The child on our cover, photographed by writer/director/cameraman Robin Romano, is pounding clay into bricks in West Bengal, India. As part of a feature documentary called Stolen Childhoods, Romano portrays child labor in eight countries and reports on programs to remove child laborers from work. "Brick kilns and gravel quarries are a common sight in West Bengal, Orissa, and the surrounding states of India," Romano writes in a Web site, www.stolenchildhoods.org, describing his photos. "The children that work here are exploited 12-16 hours a day, seven days a week, 365 days a year. Their world consists only of these mud holes, drying fields, kilns, rock piles, and grinders. At night they sleep in the open or in makeshift shelter where sanitary conditions are nonexistent. There are no schools here, and for many there isn't even a family. Over one-third of the children working at this kiln and one-fourth of the children at the quarry have been shipped here from other areas, where their parents have been forced to either sell them into slavery or are dependent on the meager wages that these children can provide."
We examine this month some of the noteworthy initiatives under way to combat abusive child labor. The editors of Economic Perspectives wish to thank U.S. Secretary of Labor Elaine L. Chao, the staff of the department's International Child Labor Program, and the International Labor Organization (ILO) for their guidance and time in helping to produce this publication. We are also grateful to numerous groups that have provided input and insight on an issue that requires the commitment of a broad coalition working to rescue children from environments that are physically dangerous and psychologically damaging.
In her introduction, Secretary Chao notes that on June 12, 2005, countries around the world will observe World Day Against Child Labor to recognize the commitments being taken by governments, nongovernmental organizations, and industry to eradicate the worst forms of child labor. This year there will be a special emphasis on eliminating child labor in mining.

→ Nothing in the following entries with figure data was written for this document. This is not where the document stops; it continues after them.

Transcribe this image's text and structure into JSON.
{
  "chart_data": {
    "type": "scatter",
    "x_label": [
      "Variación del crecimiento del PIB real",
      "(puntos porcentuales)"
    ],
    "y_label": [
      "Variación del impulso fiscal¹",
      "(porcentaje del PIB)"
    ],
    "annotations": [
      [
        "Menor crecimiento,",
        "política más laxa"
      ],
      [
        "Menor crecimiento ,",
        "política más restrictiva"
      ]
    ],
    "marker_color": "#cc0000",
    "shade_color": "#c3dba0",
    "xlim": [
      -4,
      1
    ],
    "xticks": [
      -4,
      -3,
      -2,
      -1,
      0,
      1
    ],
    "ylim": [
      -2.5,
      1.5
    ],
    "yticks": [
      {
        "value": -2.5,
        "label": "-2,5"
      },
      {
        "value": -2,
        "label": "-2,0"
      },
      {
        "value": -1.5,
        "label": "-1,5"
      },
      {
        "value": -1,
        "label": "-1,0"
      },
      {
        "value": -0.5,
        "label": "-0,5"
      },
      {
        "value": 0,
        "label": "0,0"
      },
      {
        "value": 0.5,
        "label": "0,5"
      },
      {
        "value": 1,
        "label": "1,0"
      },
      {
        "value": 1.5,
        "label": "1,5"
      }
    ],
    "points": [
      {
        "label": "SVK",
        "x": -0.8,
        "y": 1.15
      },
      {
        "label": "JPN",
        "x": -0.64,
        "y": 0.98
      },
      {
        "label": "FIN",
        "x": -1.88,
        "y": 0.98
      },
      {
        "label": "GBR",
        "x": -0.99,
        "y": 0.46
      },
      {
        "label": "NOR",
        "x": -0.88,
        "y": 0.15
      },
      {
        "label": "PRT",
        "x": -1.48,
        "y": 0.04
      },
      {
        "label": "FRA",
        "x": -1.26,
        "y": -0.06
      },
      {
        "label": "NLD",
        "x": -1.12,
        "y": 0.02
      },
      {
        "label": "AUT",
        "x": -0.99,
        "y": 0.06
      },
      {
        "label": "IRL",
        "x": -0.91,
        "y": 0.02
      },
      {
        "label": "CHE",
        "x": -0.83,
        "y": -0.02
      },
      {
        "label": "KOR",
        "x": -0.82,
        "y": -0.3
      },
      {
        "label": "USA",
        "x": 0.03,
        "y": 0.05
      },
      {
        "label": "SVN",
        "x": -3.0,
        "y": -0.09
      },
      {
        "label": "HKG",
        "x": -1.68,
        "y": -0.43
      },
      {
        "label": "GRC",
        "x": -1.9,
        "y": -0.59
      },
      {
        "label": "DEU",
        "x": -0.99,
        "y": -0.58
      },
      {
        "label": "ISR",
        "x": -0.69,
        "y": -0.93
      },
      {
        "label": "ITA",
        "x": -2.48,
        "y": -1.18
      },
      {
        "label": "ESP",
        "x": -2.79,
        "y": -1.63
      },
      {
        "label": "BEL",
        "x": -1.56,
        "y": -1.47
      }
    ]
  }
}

Pilot projects developed by the International Labor Organization (ILO) have demonstrated how to eliminate child labor in mining and quarrying communities by helping these communities acquire legal rights, organize cooperatives or other productive units, improve the health and safety and productivity of adult workers, and secure such essential services as schools, clean water, and sanitation systems.
We hope that this issue of Economic Perspectives, published by the Department of State, helps our interactive and print audiences to understand more fully the plight faced by the young girl pictured on our cover and the many efforts under way to help her and the many thousands of children in situations like hers around the world.